To make the most of the world-class compression capabilities which DVD SP 3 puts at your disposal, encode all video clips with Compressor 1.2 (included in DVD Studio Pro 3.x as well as Apple Production Suite 1.x) prior to importing them into your project. By doing so you will avoid a less-than-perfect semi-professional conversion which DVD Studio Pro 3.x would otherwise perform.
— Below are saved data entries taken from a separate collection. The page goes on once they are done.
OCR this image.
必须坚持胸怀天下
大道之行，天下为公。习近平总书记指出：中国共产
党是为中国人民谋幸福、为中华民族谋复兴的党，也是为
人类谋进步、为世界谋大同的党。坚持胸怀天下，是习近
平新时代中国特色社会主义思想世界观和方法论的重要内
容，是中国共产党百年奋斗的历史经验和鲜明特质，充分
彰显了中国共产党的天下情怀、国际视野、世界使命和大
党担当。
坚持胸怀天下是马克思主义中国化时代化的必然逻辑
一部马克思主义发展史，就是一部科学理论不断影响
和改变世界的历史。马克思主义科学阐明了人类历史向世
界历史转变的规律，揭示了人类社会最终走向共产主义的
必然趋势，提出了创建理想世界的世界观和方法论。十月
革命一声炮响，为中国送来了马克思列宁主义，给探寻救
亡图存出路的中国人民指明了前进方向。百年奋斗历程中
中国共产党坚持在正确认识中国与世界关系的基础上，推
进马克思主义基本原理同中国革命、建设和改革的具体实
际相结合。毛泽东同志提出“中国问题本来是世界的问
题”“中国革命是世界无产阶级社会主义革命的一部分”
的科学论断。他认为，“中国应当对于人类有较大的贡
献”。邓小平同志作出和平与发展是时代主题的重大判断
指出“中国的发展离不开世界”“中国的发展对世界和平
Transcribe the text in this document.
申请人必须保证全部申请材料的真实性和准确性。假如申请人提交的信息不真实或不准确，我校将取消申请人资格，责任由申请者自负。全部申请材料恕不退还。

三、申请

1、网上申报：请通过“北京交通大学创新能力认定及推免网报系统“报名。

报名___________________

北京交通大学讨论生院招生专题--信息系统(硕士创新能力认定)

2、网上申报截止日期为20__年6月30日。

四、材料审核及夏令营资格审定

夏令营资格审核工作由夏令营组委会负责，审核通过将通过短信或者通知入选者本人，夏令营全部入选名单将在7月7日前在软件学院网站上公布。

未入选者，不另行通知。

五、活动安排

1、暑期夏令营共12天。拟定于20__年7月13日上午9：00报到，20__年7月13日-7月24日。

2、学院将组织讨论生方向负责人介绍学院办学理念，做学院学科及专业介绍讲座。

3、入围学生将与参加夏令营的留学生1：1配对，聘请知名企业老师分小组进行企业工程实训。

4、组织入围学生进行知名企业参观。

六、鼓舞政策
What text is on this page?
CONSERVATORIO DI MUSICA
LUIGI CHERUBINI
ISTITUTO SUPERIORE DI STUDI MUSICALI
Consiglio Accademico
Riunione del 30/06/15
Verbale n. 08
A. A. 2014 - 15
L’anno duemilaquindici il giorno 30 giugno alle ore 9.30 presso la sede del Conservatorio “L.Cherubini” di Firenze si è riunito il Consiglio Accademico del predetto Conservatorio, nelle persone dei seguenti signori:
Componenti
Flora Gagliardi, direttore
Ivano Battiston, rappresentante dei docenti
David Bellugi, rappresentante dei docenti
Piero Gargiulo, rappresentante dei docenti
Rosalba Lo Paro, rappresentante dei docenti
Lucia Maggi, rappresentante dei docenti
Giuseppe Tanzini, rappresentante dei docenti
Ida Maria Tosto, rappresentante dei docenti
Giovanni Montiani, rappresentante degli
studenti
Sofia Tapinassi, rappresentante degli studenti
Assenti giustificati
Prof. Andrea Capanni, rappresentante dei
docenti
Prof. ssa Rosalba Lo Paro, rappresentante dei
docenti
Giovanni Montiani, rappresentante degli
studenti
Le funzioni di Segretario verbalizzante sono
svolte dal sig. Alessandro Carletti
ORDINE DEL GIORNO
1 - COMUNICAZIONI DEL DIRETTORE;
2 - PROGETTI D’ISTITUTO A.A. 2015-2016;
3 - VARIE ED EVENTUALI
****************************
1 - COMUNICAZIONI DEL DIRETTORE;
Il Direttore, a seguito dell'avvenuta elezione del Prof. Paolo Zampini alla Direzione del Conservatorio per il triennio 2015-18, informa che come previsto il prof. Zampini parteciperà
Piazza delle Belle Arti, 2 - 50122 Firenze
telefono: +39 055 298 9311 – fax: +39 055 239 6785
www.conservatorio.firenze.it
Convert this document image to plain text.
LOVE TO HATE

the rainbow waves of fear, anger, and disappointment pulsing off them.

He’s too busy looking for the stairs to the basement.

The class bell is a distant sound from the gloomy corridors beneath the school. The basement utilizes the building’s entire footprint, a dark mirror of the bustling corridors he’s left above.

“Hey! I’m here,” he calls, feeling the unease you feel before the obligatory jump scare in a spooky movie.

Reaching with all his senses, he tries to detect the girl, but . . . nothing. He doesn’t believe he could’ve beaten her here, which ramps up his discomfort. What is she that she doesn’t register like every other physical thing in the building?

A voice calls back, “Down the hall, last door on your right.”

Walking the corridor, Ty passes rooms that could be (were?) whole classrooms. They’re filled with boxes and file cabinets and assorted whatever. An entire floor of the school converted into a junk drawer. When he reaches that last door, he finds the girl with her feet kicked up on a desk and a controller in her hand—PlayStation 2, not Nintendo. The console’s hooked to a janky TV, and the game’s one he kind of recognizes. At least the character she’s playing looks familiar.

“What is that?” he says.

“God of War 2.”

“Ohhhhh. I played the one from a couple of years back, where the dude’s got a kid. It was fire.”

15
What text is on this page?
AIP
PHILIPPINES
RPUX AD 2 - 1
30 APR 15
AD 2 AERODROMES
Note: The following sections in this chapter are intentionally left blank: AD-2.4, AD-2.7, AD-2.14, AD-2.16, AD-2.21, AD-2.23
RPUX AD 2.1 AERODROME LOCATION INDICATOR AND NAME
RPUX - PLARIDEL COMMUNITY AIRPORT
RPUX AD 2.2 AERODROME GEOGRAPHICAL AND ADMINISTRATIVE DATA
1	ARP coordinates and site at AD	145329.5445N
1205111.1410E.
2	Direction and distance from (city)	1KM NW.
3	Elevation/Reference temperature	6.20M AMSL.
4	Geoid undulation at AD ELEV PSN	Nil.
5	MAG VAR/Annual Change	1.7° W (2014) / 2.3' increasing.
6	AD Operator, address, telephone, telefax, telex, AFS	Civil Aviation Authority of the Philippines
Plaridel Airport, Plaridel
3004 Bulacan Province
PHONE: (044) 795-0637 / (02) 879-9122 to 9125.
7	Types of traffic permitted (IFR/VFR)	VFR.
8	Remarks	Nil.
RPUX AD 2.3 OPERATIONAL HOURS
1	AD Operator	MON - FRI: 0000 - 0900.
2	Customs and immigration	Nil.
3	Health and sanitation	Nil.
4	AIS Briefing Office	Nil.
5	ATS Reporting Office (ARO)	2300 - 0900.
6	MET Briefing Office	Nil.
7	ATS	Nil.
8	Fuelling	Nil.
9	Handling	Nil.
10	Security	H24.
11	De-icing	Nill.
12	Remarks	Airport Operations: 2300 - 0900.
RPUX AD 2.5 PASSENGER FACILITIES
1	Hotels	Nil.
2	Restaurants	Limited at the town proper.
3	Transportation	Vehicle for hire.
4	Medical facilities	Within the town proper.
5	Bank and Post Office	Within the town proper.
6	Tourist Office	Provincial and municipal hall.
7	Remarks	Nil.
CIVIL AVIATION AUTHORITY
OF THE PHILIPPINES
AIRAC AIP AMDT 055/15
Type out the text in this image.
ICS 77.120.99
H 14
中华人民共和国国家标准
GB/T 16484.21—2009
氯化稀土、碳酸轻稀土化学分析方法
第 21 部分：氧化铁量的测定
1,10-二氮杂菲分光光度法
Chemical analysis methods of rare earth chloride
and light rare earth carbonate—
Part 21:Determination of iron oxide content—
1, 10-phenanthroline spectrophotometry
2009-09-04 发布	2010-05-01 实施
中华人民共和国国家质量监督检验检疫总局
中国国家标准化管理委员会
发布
For the sake of both performance and quality you should shy away from the quick-and-dirty automatic encoding wherever possible and send your files through Compressor, the cluster-enabled frontend to Apple’s state-of-the-art encoding engine.
Compressor will ensure that the (hopefully) crisp and crystal-clear colours of your original footage remain as perfect as the MPEG-2 encoding permits. While Compressor delivers several useful presets, all settings are up to you.
The music’s no good (unless it's A.Pack)
With audio tracks you can follow the same 'quick-and-dirty' approach by importing AIFF or WAV files into your project, but it is much smarter to rely on more sophisticated, A.Pack encoded, AC-3 audio files.
Encoding of an AC3 5.1 Surround Sound file in A.Pack 1.5
While almost anyone can easily spot the difference between Compressor’s highly acclaimed MPEG-2 encoding and the results generated by DVD SP 3 on-the-fly, it may well be hardly possible for an average listener to make out any noticeable difference between an AIFF or WAV and an A.PAck encoded AC-3 audio file, depending on the source media. , Nevertheless, using AC-3 audio files leaves you more free space on your DVD for your video files and other assets. In fact, this is a reason to deploy A.Pack even if you can settle for plain stereo and don't need any 5:1 surround sound at all.
Import preencoded AC3 files.
Both Compressor and A.Pack sport batch processing functionality and make Apple's DVD SP 3 stand out from the crowd. Neither Adobe Encore DVD nor Premiere Pro 1.5 on Windows can come up with a comparable feature for automated processing of video compression.